Liebe HiFo-Freunde,
entgegen meiner bisherigen Gepflogenheit ist der Gegenstand meines heutigen Berichts etwas ziemlich Modernes. Ich musste selbst ein paarmal nachsehen, ob der zeitliche Abstand stimmt: ja, das Roll-out des ersten „Talent“-Triebwagens war am 4.3.1996, und das ist genau 20 Jahre her! Ich war als „rasender Lokalreporter“ für die vom Fahrgastverband PRO BAHN Rhein-Sieg und ein paar anderen Initiativen herausgegebenen Zeitschrift „nachrichtenblatt – Informationen zur Verkehrspolitik im Rheinland“ vor Ort in Aachen. Da Non-Profit-Zeitschriften zu solchen „Events“ normalerweise keine Einladungen erhalten, hatte ich meine beruflichen Kontakte zu Bombardier-Talbot genutzt und mich mehr oder weniger selbst eingeladen. Es ist das einzige „Roll-out“ geblieben, bei dem ich zugegen war.

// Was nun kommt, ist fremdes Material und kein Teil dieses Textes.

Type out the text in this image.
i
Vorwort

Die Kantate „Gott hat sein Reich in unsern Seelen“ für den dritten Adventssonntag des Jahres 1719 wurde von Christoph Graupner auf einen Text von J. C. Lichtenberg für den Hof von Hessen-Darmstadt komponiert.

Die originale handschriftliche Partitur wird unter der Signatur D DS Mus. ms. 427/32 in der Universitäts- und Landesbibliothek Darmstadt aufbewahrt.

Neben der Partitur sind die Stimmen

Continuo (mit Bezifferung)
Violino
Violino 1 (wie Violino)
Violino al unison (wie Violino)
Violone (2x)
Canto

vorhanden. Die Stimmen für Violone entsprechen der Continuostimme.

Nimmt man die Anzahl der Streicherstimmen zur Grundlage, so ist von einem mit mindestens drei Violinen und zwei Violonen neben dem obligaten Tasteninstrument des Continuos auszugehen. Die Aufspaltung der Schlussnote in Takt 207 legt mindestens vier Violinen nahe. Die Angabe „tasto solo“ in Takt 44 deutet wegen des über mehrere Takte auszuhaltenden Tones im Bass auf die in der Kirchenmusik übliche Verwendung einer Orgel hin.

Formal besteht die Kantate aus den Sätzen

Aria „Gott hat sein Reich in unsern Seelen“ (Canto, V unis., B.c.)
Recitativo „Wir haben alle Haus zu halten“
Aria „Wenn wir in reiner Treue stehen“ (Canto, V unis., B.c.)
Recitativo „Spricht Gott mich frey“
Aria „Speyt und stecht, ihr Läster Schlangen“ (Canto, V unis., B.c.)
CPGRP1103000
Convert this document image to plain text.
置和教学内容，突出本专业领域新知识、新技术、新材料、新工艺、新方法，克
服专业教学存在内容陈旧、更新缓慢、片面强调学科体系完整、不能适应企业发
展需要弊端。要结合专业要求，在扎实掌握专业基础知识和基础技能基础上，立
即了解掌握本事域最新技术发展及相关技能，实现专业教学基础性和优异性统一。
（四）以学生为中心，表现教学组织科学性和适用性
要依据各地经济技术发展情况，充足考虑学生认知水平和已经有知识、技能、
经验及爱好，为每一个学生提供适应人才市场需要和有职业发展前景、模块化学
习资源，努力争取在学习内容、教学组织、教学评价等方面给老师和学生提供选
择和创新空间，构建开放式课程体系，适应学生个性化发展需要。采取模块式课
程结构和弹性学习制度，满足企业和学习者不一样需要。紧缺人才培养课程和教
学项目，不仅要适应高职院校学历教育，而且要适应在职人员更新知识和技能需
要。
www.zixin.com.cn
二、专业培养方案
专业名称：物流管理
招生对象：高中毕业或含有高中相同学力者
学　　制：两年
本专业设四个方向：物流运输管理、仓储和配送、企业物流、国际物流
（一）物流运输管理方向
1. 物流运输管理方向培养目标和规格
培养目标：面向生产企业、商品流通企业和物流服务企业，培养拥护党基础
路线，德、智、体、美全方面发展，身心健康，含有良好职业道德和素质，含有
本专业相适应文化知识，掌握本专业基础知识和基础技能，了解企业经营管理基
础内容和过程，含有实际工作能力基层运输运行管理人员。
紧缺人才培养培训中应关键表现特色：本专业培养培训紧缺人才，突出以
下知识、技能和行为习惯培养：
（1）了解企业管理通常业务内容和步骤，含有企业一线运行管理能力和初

Zunächst wurden in der Werkshalle Reden geschwungen; ich meine, der damalige Werkdirektor Stiefel berichtete über die Perspektiven von Talbot im Bombardier-Konzern, danach ein Mitarbeiter über Technik und Design des „Talent“. Schließlich gab es eine Laser-Show – und dazu fuhr der neue Triebwagen durch die im Tor aufgespannte Plane
in die Halle. Dies war also eher ein „Roll-in“ als ein „Roll-out“; das hatte ich übrigens längst vergessen und erst für die Vorbereitung zu diesem Beitrag in meinem damaligen „nachrichtenblatt“-Artikel wieder nachgelesen.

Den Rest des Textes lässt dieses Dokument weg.